Bei grenzüberschreitenden Dienstleistungen bis 90 Tage pro Kalenderjahr genügt eine Meldung, seit 17. März 2025 über EasyGov. Bei mehr als 90 Tagen sind kantonale Arbeits- und Aufenthaltsbewilligungen nötig.
Unabhängig vom ausländischen Arbeitsvertrag gelten in der Schweiz die hiesigen Mindeststandards. Der Arbeitgeber muss Mindestlohn, Verpflegungs- und Übernachtungskosten bezahlen sowie Arbeitsgesetz und Sicherheitsvorschriften einhalten.

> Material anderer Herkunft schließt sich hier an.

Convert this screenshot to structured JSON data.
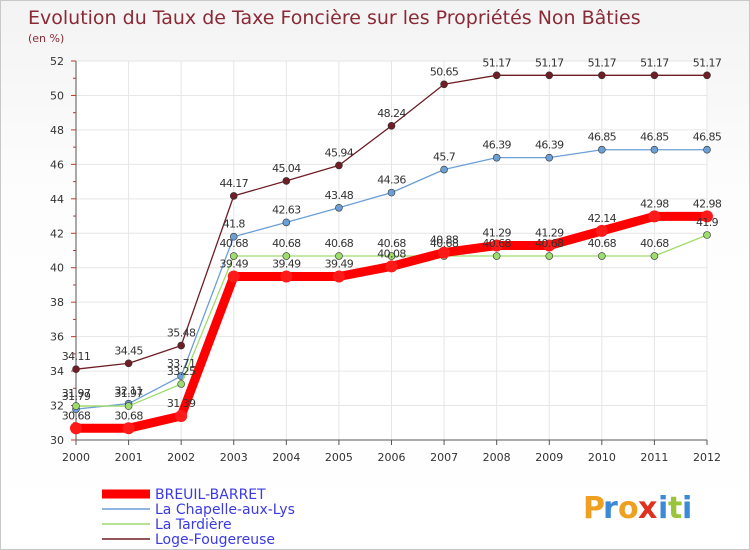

Dies schützt vor Lohndumping und schafft gleiche Wettbewerbsbedingungen.
Ausnahmen bei Entlohnung und Ferien bestehen für geringfügige Arbeiten von höchstens 15 Arbeitstagen jährlich sowie für Montage oder erstmaligen Einbau von weniger als acht Tagen im Rahmen eines Warenlieferungsvertrags. Sie gelten nicht im Bau- und Tiefbau, Innenausbau oder Gastgewerbe.
Bei Verstössen drohen Bussen bis CHF 30’000.00 und Dienstleistungsverbote von einem bis fünf Jahren; häufig betragen die Bussen CHF 5’000.00. Im Januar 2026 waren rund 1’000 EU-/EFTA-Unternehmen öffentlich gelistet. Im Baugewerbe haftet der Erstunternehmer subsidiär solidarisch für Ansprüche gegen Subunternehmer, kann sich aber durch nachgewiesene Sorgfalt entlasten. Geplant sind besserer Datenaustausch, modernisierte Meldeverfahren und risikobasierte Kontrollen; die Unterbietungsquoten gingen 2024 leicht zurück.